Zwischen Deutschland und Thailand besteht ein Abkommen, das die Besteuerungsrechte je Einkunftsart verteilt. Die Entlastung wirkt jedoch nicht automatisch: Erforderlich sind Ansässigkeitsbescheinigung, Steuerbescheide und je nach Fall ein Antrag bei der jeweiligen Behörde.

Wir stellen die Unterlagen für beide Seiten zusammen und stimmen uns bei Bedarf mit Ihrem Steuerberater in Deutschland ab, damit dieselben Zahlen in beiden Erklärungen erscheinen. Abweichende Angaben sind der häufigste Auslöser für Rückfragen.

Jahreserklärung und laufende Betreuung

Die Erklärung für das Vorjahr wird im Frühjahr eingereicht. Einbehaltene Quellensteuer, Versicherungsbeiträge, Spenden und familienbezogene Abzüge wirken sich unmittelbar auf die Erstattung aus; wir erfassen sie in einer einzigen Übersicht statt in verstreuten Belegen.

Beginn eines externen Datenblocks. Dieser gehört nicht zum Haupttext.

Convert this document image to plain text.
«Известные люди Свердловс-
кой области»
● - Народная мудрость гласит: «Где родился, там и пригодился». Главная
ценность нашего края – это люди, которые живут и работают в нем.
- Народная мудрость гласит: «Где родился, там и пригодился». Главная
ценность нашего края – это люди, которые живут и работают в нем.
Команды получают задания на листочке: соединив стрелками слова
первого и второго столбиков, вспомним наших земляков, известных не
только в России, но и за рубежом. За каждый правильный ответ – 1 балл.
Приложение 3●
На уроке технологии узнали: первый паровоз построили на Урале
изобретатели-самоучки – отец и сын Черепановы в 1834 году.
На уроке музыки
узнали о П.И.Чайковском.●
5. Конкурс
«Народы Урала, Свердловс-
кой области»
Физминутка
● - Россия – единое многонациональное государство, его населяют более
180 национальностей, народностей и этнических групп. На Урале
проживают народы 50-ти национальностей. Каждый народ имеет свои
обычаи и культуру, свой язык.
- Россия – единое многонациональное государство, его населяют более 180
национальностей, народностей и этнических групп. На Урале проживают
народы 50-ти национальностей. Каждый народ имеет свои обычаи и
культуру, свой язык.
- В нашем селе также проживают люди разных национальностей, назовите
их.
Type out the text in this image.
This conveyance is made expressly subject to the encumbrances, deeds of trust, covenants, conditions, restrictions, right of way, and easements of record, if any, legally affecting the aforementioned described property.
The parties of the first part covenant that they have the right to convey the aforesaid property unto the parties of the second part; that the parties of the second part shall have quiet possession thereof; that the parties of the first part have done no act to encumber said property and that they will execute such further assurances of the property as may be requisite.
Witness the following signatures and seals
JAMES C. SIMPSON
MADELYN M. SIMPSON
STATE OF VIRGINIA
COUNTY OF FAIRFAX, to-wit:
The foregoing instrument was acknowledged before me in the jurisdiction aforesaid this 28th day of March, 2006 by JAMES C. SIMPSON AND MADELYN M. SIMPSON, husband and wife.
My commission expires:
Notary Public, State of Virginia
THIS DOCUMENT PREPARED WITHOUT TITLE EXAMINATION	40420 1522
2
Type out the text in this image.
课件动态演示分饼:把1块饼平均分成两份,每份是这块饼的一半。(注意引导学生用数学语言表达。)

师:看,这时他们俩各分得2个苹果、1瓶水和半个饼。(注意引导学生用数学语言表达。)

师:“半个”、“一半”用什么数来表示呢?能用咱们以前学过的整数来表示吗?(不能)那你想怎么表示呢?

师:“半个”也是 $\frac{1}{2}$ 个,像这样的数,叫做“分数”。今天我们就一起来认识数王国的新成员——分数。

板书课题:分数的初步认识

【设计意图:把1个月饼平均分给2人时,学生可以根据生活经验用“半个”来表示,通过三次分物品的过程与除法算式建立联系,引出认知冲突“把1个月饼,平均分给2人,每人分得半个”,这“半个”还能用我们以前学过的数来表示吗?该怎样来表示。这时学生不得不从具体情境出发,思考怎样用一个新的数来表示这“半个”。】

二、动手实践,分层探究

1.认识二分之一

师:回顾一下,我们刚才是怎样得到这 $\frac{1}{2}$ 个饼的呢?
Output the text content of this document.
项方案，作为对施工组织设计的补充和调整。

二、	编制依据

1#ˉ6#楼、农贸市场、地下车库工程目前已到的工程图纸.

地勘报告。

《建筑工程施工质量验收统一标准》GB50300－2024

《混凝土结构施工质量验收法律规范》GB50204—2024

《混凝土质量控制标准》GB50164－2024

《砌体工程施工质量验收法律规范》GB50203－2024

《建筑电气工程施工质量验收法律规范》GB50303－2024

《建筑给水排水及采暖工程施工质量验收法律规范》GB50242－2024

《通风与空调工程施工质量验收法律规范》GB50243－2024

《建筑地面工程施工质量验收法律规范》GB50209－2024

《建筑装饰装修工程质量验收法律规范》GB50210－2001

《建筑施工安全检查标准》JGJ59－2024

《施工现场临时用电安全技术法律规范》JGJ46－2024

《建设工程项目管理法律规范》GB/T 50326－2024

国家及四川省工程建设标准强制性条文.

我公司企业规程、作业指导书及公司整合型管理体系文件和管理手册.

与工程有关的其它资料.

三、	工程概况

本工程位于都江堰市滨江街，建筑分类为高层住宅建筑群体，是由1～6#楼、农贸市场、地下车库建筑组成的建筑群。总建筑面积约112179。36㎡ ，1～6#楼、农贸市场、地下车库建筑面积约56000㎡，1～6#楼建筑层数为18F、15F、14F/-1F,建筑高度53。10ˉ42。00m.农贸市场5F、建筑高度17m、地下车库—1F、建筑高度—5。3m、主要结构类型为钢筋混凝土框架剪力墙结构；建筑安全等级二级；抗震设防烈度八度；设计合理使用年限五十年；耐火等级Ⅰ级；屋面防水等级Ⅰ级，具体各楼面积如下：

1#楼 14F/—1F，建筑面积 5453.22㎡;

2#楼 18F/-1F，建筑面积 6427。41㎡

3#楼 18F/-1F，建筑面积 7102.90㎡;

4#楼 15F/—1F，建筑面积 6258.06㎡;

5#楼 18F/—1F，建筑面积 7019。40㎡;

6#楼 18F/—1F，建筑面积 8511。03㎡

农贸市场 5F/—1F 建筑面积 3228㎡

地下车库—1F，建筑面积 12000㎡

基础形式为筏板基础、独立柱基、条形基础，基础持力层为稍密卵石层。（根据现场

Kommen später Rückfragen des Finanzamts, übernehmen wir Schriftverkehr und Termine auf Thai und erläutern Ihnen den Inhalt auf Deutsch. Sie müssen dafür nicht persönlich bei der Behörde erscheinen.

Häufige Fragen

Ist eine Überweisung von meinem deutschen Konto steuerpflichtig?
Die Überweisung selbst löst keine Steuer aus. Entscheidend ist, aus welchen Einkünften das Geld stammt und wann diese entstanden sind. Trennen Sie Altvermögen und laufende Einkünfte möglichst schon auf Kontoebene.
Muss ich meine deutsche Rente in Thailand angeben?
Das hängt von der Rentenart und vom Abkommen ab. Wir prüfen den konkreten Bescheid, bevor wir eine Aussage treffen, weil gesetzliche und private Bezüge unterschiedlich zugeordnet werden.
Ich habe mehrere Jahre keine Erklärung abgegeben.
Eine Nacherklärung ist möglich. Wir ermitteln zuerst den Umfang, danach den Weg mit der geringsten Zuschlagsbelastung. Je früher das geschieht, desto besser die Ausgangslage.